Impostos reduzidos, energia mais barata e ambiente favorável aos negócios impulsionam a migração e transformam o Paraguai em alternativa econômica para brasileiros
O que antes era alvo de piadas e estereótipos passou a se tornar uma escolha estratégica para milhares de brasileiros. O Paraguai vem se consolidando como um dos destinos mais procurados por brasileiros na América do Sul, impulsionado por um conjunto de fatores econômicos que contrastam fortemente com a realidade brasileira.

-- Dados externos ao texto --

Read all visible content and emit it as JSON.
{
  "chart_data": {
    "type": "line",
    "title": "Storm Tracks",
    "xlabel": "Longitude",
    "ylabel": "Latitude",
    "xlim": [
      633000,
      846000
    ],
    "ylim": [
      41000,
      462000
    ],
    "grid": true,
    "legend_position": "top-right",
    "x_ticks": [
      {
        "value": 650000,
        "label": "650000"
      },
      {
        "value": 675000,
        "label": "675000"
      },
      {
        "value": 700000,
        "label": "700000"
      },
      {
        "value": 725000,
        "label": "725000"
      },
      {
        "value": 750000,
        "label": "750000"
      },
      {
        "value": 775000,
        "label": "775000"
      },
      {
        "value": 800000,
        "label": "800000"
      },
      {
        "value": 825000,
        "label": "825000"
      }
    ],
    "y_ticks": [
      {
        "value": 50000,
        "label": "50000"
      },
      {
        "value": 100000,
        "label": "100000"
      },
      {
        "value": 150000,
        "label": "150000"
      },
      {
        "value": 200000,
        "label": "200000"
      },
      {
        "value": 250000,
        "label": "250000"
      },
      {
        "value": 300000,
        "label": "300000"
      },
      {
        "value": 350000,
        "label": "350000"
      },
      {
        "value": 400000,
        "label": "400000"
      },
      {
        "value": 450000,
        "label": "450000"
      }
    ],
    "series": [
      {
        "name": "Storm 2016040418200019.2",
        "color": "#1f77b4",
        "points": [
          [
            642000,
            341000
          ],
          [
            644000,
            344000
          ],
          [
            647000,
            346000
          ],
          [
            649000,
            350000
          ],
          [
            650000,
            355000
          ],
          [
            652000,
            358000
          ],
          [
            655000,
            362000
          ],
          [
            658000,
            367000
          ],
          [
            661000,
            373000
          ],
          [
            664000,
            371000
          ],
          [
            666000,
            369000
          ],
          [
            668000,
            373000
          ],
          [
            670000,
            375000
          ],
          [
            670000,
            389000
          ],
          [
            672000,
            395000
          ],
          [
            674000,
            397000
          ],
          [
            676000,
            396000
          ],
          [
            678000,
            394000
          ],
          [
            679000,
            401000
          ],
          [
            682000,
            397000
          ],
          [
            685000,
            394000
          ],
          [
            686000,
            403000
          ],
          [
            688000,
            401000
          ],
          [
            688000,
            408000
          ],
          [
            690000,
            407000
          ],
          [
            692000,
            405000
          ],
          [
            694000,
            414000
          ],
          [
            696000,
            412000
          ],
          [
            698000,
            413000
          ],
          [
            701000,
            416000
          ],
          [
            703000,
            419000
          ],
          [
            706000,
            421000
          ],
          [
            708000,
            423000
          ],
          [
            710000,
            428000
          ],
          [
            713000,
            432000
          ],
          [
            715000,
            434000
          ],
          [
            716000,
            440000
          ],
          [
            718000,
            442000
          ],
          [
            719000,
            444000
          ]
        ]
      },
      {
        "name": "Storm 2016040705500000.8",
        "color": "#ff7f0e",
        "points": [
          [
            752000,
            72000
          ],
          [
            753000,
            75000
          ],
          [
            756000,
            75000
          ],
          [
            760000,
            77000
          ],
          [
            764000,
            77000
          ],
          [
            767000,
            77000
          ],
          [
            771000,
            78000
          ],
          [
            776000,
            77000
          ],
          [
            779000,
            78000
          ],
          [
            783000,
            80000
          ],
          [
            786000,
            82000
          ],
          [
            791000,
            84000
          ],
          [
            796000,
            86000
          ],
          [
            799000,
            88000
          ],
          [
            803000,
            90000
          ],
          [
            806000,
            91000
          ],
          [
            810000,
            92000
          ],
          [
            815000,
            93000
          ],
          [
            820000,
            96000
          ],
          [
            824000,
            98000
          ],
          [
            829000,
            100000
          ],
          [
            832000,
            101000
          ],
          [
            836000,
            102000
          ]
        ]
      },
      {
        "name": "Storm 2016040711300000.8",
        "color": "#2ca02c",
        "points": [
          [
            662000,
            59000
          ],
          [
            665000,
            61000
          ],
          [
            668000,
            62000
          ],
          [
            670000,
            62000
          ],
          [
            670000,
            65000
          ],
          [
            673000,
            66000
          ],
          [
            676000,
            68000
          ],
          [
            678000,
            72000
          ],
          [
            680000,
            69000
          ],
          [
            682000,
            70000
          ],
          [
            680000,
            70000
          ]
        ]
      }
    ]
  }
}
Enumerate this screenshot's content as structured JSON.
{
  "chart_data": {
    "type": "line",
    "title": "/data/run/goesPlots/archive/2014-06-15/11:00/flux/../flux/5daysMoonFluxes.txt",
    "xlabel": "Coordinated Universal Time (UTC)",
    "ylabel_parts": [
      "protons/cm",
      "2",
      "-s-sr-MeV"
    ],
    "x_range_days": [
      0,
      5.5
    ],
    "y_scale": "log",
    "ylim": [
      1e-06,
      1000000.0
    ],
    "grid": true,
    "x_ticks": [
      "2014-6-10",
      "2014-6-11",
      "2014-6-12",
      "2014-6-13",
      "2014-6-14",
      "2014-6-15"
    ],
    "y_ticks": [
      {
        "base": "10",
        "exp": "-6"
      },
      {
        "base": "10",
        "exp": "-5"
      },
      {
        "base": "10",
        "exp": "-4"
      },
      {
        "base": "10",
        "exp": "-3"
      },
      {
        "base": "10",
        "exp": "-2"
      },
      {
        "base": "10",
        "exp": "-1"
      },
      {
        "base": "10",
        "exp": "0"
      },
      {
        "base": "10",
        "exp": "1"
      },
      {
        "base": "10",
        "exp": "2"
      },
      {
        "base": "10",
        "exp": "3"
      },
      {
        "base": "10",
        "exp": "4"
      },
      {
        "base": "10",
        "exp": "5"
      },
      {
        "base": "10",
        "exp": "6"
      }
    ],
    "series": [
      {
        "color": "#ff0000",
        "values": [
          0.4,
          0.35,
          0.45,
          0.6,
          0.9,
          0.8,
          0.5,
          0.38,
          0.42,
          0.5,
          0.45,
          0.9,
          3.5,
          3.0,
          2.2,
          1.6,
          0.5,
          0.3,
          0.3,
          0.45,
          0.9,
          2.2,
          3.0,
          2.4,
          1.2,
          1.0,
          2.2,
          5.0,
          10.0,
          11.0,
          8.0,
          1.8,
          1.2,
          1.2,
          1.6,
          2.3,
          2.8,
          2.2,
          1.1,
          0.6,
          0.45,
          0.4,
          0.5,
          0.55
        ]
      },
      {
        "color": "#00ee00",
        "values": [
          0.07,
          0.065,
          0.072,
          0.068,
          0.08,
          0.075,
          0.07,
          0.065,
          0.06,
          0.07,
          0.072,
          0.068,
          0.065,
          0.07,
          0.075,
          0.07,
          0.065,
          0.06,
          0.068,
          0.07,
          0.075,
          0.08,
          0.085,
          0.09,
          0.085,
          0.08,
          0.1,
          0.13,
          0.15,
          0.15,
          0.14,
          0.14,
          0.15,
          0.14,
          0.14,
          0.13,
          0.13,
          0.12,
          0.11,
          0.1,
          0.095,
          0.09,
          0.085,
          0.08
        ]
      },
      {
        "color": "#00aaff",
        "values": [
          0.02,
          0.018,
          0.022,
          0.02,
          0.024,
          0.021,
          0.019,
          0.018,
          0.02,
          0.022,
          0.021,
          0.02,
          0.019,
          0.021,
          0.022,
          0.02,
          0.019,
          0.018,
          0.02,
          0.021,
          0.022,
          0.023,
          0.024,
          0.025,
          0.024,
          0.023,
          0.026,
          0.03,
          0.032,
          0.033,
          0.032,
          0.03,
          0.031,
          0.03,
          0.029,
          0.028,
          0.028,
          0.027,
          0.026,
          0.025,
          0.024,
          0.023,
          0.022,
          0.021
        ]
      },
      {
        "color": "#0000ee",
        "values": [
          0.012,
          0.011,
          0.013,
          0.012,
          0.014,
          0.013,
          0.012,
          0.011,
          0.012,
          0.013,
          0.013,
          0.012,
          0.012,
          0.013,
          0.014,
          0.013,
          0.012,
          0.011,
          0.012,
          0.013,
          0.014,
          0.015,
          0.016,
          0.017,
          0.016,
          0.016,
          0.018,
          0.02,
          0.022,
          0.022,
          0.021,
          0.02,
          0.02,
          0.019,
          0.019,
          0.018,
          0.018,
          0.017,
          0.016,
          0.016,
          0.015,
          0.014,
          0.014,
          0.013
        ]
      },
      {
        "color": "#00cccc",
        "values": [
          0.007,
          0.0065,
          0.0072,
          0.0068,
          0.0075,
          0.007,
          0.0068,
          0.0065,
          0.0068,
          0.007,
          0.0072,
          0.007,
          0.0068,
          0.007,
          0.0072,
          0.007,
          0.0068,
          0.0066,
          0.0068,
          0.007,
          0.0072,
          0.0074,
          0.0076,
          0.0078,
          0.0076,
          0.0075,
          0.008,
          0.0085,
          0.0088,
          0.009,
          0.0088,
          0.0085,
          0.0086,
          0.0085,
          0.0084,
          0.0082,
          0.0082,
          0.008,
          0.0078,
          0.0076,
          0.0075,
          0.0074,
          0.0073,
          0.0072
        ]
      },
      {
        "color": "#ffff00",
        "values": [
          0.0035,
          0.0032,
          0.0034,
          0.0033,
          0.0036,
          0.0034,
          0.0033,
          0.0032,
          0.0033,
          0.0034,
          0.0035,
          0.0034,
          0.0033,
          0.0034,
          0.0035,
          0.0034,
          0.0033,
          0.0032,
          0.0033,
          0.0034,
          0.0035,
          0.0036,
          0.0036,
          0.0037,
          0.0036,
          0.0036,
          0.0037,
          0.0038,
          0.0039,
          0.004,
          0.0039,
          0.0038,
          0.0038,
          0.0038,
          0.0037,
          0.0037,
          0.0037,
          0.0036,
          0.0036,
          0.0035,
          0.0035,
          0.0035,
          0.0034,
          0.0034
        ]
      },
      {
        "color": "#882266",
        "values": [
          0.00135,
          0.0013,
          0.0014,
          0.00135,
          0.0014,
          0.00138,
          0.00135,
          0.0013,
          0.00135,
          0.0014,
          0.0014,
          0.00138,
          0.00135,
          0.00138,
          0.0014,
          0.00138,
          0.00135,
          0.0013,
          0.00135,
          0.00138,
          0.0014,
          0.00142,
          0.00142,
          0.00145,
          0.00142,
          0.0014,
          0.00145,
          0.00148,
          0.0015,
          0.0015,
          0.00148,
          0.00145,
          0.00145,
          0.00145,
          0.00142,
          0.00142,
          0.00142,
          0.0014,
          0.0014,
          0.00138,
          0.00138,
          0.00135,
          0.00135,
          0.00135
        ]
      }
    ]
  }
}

Segundo levantamento citado pela plataforma Elementar, mais de 263 mil brasileiros já vivem atualmente no Paraguai. A principal motivação é econômica: impostos reduzidos, energia elétrica mais barata, moradia acessível e um ambiente favorável ao empreendedorismo estão entre os principais atrativos.
Durante décadas, o imaginário popular associou o país vizinho quase exclusivamente ao contrabando e à informalidade. No entanto, enquanto essa visão permanecia, o Paraguai avançava de forma silenciosa na modernização de suas leis, na simplificação tributária e na construção de um sistema econômico competitivo, especialmente voltado para atrair investidores estrangeiros e pequenos empresários.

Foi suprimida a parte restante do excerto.